Bernie’s chapters embody the strangeness of Dead But Dreaming of Electric Sheep, presenting imagery that’s at times puzzling, at times eerily filmic, and always unnerving. They also mirror Julia’s own journey in fascinating ways as the odd couple – the Gen Z gamer and the middle-aged vegetable – traverse the United States, and the tech in Bernie’s body wakes up to the possibilities of using his flesh for its own purposes. It’s a compelling narrative technique, but it presented some new writing challenges for Tremblay. 
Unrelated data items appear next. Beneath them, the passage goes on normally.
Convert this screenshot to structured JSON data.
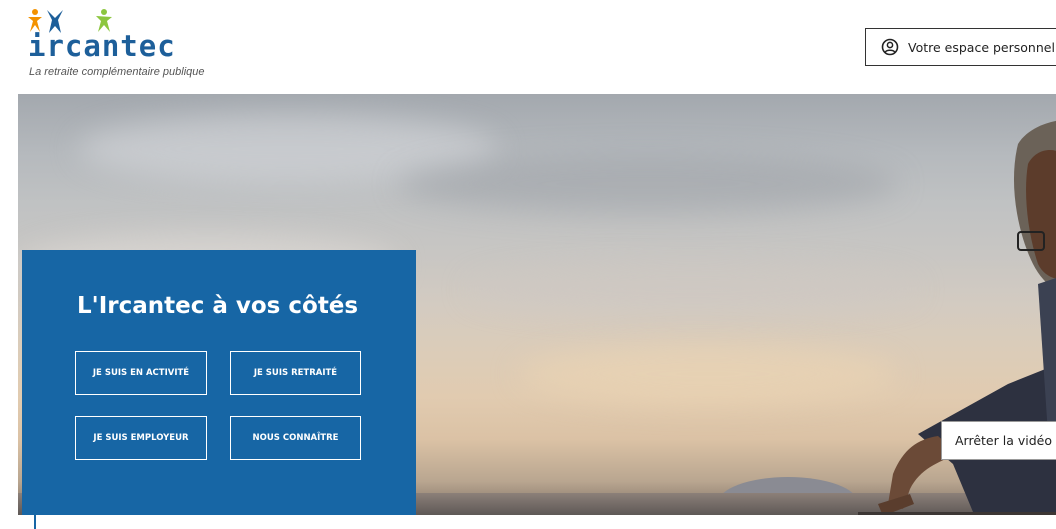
{
  "header": {
    "logo": {
      "name": "ircantec",
      "tagline": "La retraite complémentaire publique",
      "figure_colors": [
        "#f39200",
        "#1d5f9a",
        "#8cc63f"
      ]
    },
    "personal_space": {
      "label": "Votre espace personnel",
      "icon": "user-circle-icon"
    }
  },
  "hero": {
    "panel": {
      "title": "L'Ircantec à vos côtés",
      "background": "#1766a5",
      "buttons": [
        {
          "label": "JE SUIS EN ACTIVITÉ"
        },
        {
          "label": "JE SUIS RETRAITÉ"
        },
        {
          "label": "JE SUIS EMPLOYEUR"
        },
        {
          "label": "NOUS CONNAÎTRE"
        }
      ]
    },
    "video_control": {
      "label": "Arrêter la vidéo"
    }
  }
}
“I quickly realized I couldn’t write this book the same way I have in the past,” he said. “By that, I mean all my other novels I had written in the order in which it was presented, even things that are nonlinear, which is most of them. I knew I couldn’t do that in this book. It’s not a spoiler, but hopefully the readers figure out pretty early that the Bernie chapters are a little bit of a preview of the next chapter from Julia, what’s actually happening with Julia. It’s all refracted from him.”

Mary Roach’s Stiff

Dead But Dreaming of Electric Sheep began with a simple image, inspired by Tremblay’s reading of Mary Roach‘s book chronicling the history of our treatment of corpses, Stiff. As he read, Tremblay imagined a body sitting on an airplane, remote-controlled by someone else. At the time, it was a “silly what-if” concept, filed away in his head. Years later, when he became an author suing a tech company to keep AI from scraping his work for ideas, it started to feel frighteningly plausible, taking the “silly what-if” into the territory of a high-concept horror show about what happens when we try to exploit and commodify uniquely human aspects of consciousness. 

“It stuck with me,” Tremblay said of that what-if imagery. “And then a few years later, when I was a part of the case suing OpenAI on behalf of writers, that what-if suddenly didn’t seem as silly. The more I learned about how that corporation operates and without really any sort of ethical thought to anything, I was like, ‘Oh, I’m going to play with that. That’s actually happening.”

So, what if someone actually in favor of generative AI picks up Tremblay’s self-described “anti-AI screed?” He hopes that, at the very least, he’s made the ride enjoyable in a distinctly human way that might begin to reshape the conversation. 

“I think that was another reason why I wanted to have the humor,” Tremblay said. “If people are reading this book who aren’t on the side of like, ‘Hey, LLMs taking authors’ books is bad,’ maybe if they read something that’s cut with some humor, that maybe they’ll be more easily swayed.”

Dead But Dreaming of Electric Sheep is now in bookstores everywhere.